France: Jacqueline Sauvage, la femme battue qui avait tué son mari, est grâciée par le président

Bernard Menigault via Getty Images
PARIS, FRANCE - DECEMBER 10: Janine Bonaggiunta, Jean-Baptiste Reddé and Eva Darlan attend at the rally for the liberation of Jacqueline Sauvage at the Parvis des Libertés et des Droits de l'Homme on December 10, 2016 in Paris, France. (Photo by Bernard Menigault/Corbis via Getty Images)

Le chef de l'État français a décidé de grâcier une sexagénaire condamnée à dix ans de prison pour le meurtre de son mari violent et devenue, depuis, un symbole des victimes de violences conjugales, a annoncé la présidence mercredi dans un communiqué.

François Hollande lui a accordé "une remise gracieuse du reliquat de sa peine d’emprisonnement", qui "met fin immédiatement à sa détention".

"Le président de la République a estimé que la place de Mme Sauvage n’était plus aujourd’hui en prison, mais auprès de sa famille", a ajouté le palais présidentiel.
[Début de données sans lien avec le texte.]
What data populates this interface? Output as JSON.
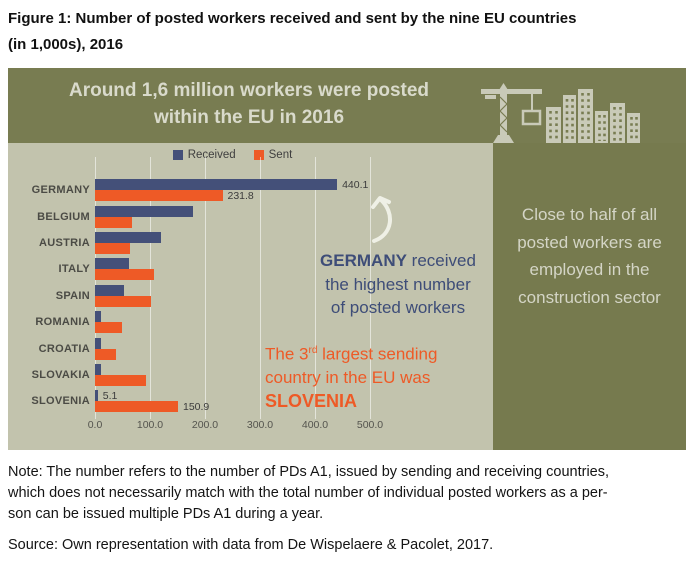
{
  "title": {
    "line1": "Figure 1: Number of posted workers received and sent by the nine EU countries",
    "line2": "(in 1,000s), 2016"
  },
  "header": {
    "line1": "Around 1,6 million workers were posted",
    "line2": "within the EU in 2016",
    "icon": "construction-crane-and-buildings-icon"
  },
  "side_panel": {
    "text": "Close to half of all posted workers are employed in the construction sector"
  },
  "annotations": {
    "germany": {
      "bold": "GERMANY",
      "rest": " received",
      "line2": "the highest number",
      "line3": "of posted workers"
    },
    "slovenia": {
      "pre": "The 3",
      "sup": "rd",
      "post": " largest sending",
      "line2": "country in the EU was",
      "bold": "SLOVENIA"
    },
    "arrow_icon": "curved-up-arrow-icon"
  },
  "chart_data": {
    "type": "bar",
    "orientation": "horizontal",
    "title": "Number of posted workers received and sent by the nine EU countries (in 1,000s), 2016",
    "categories": [
      "GERMANY",
      "BELGIUM",
      "AUSTRIA",
      "ITALY",
      "SPAIN",
      "ROMANIA",
      "CROATIA",
      "SLOVAKIA",
      "SLOVENIA"
    ],
    "series": [
      {
        "name": "Received",
        "color": "#445079",
        "values": [
          440.1,
          178,
          120,
          61,
          52,
          10,
          10,
          11,
          5.1
        ],
        "data_labels": [
          "440.1",
          null,
          null,
          null,
          null,
          null,
          null,
          null,
          "5.1"
        ]
      },
      {
        "name": "Sent",
        "color": "#ee5a26",
        "values": [
          231.8,
          68,
          63,
          108,
          102,
          49,
          38,
          92,
          150.9
        ],
        "data_labels": [
          "231.8",
          null,
          null,
          null,
          null,
          null,
          null,
          null,
          "150.9"
        ]
      }
    ],
    "xlim": [
      0,
      500
    ],
    "x_ticks": [
      "0.0",
      "100.0",
      "200.0",
      "300.0",
      "400.0",
      "500.0"
    ],
    "grid": true,
    "legend_position": "top-center"
  },
  "note": {
    "lines": [
      "Note: The number refers to the number of PDs A1, issued by sending and receiving countries,",
      "which does not necessarily match with the total number of individual posted workers as a per-",
      "son can be issued multiple PDs A1 during a year."
    ]
  },
  "source": {
    "text": "Source: Own representation with data from De Wispelaere & Pacolet, 2017."
  },
  "colors": {
    "received_navy": "#445079",
    "sent_orange": "#ee5a26",
    "header_olive": "#787c51",
    "panel_olive": "#767a4e",
    "chart_background": "#c2c3ad",
    "light_text": "#d9dacb"
  }
}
Jacqueline Sauvage, née en 1947, a tué son mari en 2012 de trois coups de fusil dans le dos après avoir subi pendant 47 ans ses violences, notamment sexuelles, dont ses quatre enfants ont également été victimes. Son acte était intervenu au lendemain du suicide de leur fils.

Ses trois filles, qui n'ont cessé de la soutenir, avaient témoigné à charge contre leur père, expliquant avoir été violées et battues, comme l'était leur mère.

Jacqueline Sauvage avait été reconnue coupable en première instance comme lors d'un procès en appel en décembre 2015.

Son cas avait ému des associations féministes, des personnalités du monde de la culture, des responsables politiques et des pétitions appelant à sa libération avaient circulé, dont l'une avait recueilli près de 436 000 signatures.

Le président Hollande lui avait accordé une première grâce partielle en début d'année, notamment de la période de sûreté, lui permettant de présenter immédiatement une demande de libération conditionnelle.

Mais cette demande a été rejetée en première instance, puis en appel. La cour d'appel de Paris a notamment estimé que la réflexion de Jacqueline Sauvage demeurait "pauvre et limitée puisqu'elle peine encore" à accéder à un "authentique sentiment de culpabilité".

Selon ses services, le chef de l'État a pris sa décision annoncée mercredi "après avis du ministre de la Justice", saisi le 9 décembre après le rejet en appel de la demande de libération conditionnelle.

Après ce rejet, ses avocates avaient indiqué que Jacqueline Sauvage et sa famille renonçaient à se pouvoir en cassation.